L’amore deve reinventarsi per L’uomo dalle suole di vento

Fino all’11 febbraio 2018 a Roma per la regia di Romano Talevi

Cella 252, due anni per Paul Verlaine, egli allo scrittoio scrive e nei suoi ricordi ecco Eleonora, la belle estate trascorsa con lei, le loro letture, gli amori, le passioni, i bei momenti vissuti insieme, l’estasi. A ritmo di tamburo, ella un sogno, un angelo che accompagna il poeta francese, perché viva tranquillo e sereno quel triste periodo, ma c’è frequentemente anche Elisa nelle sue parole. Tutto introduce sulla scena a un momento fortemente onirico: veli, maschere, donne in camicia da notte, fantasmi tutto intrecciato, in un medesimo orgasmo. Ed ecco l’archetto di Valeria Modica, talora percussionista, valente musicista, dà suono al violino e siamo nella storia, totalmente incentrata sulla poesia e la follia che sovente ne è matrice.

Sì quella del poeta maledetto, un uomo che si erge a poeta, a veggente, ma è anche pittore e nella sua ispirazione ci sono profumi, suoni, colori, proprio come dice Baudelaire, la cui poesia con quella di pochi altri, può confrontarsi. Esclusivamente quella di Paul Verlaine e di Arthur Rimbaud, sostiene questi in persona. I suoi versi suscitano magnetismo in Paul ed ecco Arthur a Parigi suo ospite. Lo accoglie Matilde la moglie incinta, in una casa arredata come l’epoca consiglia, con tanto di panchetta-divanetto, poltroncine, candele, pianoforte, quello suonato dalla madre sulle note di Debussy, una casa di alta borghesia insomma. I costumi sono degni e funzionali di cotanta periodicità e delle caratteristiche morfologiche dei personaggi.

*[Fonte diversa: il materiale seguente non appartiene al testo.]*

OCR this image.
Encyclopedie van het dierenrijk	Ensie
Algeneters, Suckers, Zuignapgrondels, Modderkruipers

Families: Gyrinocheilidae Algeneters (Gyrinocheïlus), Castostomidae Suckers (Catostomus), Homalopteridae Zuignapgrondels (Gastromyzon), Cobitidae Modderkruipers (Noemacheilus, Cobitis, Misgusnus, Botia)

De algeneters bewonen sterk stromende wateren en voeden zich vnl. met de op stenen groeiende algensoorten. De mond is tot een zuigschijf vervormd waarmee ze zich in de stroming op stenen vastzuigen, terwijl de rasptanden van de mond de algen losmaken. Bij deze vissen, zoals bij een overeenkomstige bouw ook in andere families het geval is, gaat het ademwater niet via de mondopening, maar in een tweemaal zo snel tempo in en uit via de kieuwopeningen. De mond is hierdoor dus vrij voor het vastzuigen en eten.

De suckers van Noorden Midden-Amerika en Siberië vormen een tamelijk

A dire di Lady Verlaine, un paffuto, rubicondo, un contadino rozzo e zozzo, e le sue scorregge, rutti e sfoghi fisiologici confermano il primo approccio; una folgore di fuoco che travolge e concupisce l’animo del marito non solo con la poesia ma con il suo essere maledetto, le sue tentazioni, la sua ipnotica fisicità e avvenenza. A dire di Paul, un angelo in esilio, un folletto demoniaco, piuttosto sarebbe giusto definirlo. Il suo essere, il suo fare, il suo diabolico protagonismo spostano l’attenzione di moglie, marito e suocera su di lui. Ed eccolo a sera a recitare le sue poesie, le sue opere, naturale, genuino senza alcuna scuola di teatro nel suo curriculum, vero spontaneo ma appassionato e travolgente. La suocera definisce di lui il suo stile, una dissoluta raffinatezza. Tutti attratti nel bene e nel male da Arthur Rimbaud anche i presenti nel parterre.

Ne scaturisce una staffetta amorosa tra Matilde e quest’ultimo, dove il testimone, se così si può dire è proprio Paul Verlaine, sotto ricatto amoroso di questi, e con crisi di rimorso nei confronti dei doveri familiari e verso una moglie nei confronti della quale non prova più amore, ma solo senso di proprietà e possesso. Questo è quanto gli rinfaccia proprio Arthur uno studente universitario, straordinario poeta che vive in veranda, in cima all’ateneo, dove dipinge crea e dissolutamente vive. Di fronte alla morale borghese occorre reinventare l’amore, la sua acuta intuizione. Bravissimo è Pierfrancesco Ceccanei a interpretare un ruolo davvero difficile per le sfaccettature istrioniche che lo contraddistinguono.

Il protagonista Signor Verlaine è Romano Talevi ottimo attore, ma notevole regista nel creare atmosfere, cambi di scena e ambientazioni in maniera abile e senza lag di attrazione. Matilde dà carattere a Rita Pasqualoni, la cui difficoltà interpretativa vira in grande arte laddove passa da momenti di passione interiore, a versi di toccante poesia, a toni di succube coniuge alla ricerca continua e fedele dell’amore perduto sempre in prova con un marito dissoluto e pederasta.

Il disgusto per la borghesia, per la scontata e talora falsa morale della nobiltà parigina vissuta in casa Verlaine, creano momenti amorosi, di sesso di passione, scandali, il cui carburante è il verde assenzio, nonché i giochi di sangue, tagli e ferite che porteranno in cella Paul, per sodomia, a quei tempi 1873 bollata in Francia, e tentato omicidio occorso nell’agone sanguino di folle passione tra i due poeti maledetti. Viaggi dei due a Bruxelles, piuttosto che a Londra movimentano la vicenda, in due ore di suspense spasmodica, che incollano in maniera interrottamente attenta il pubblico in sala, fino all’arresto tra boia-fantasmi, echi di personaggi di commedia dell’arte. E sulla rivelazione che dalla morte di Arthur, Paul lo ha rivisto tutti i giorni nel suo periodo di reclusione, si chiude la pièce e gli spettatori increduli che sia finita si congedano soddisfatti dallo spettacolo e dall’”uomo dalle suole di vento”, Arthur appunto.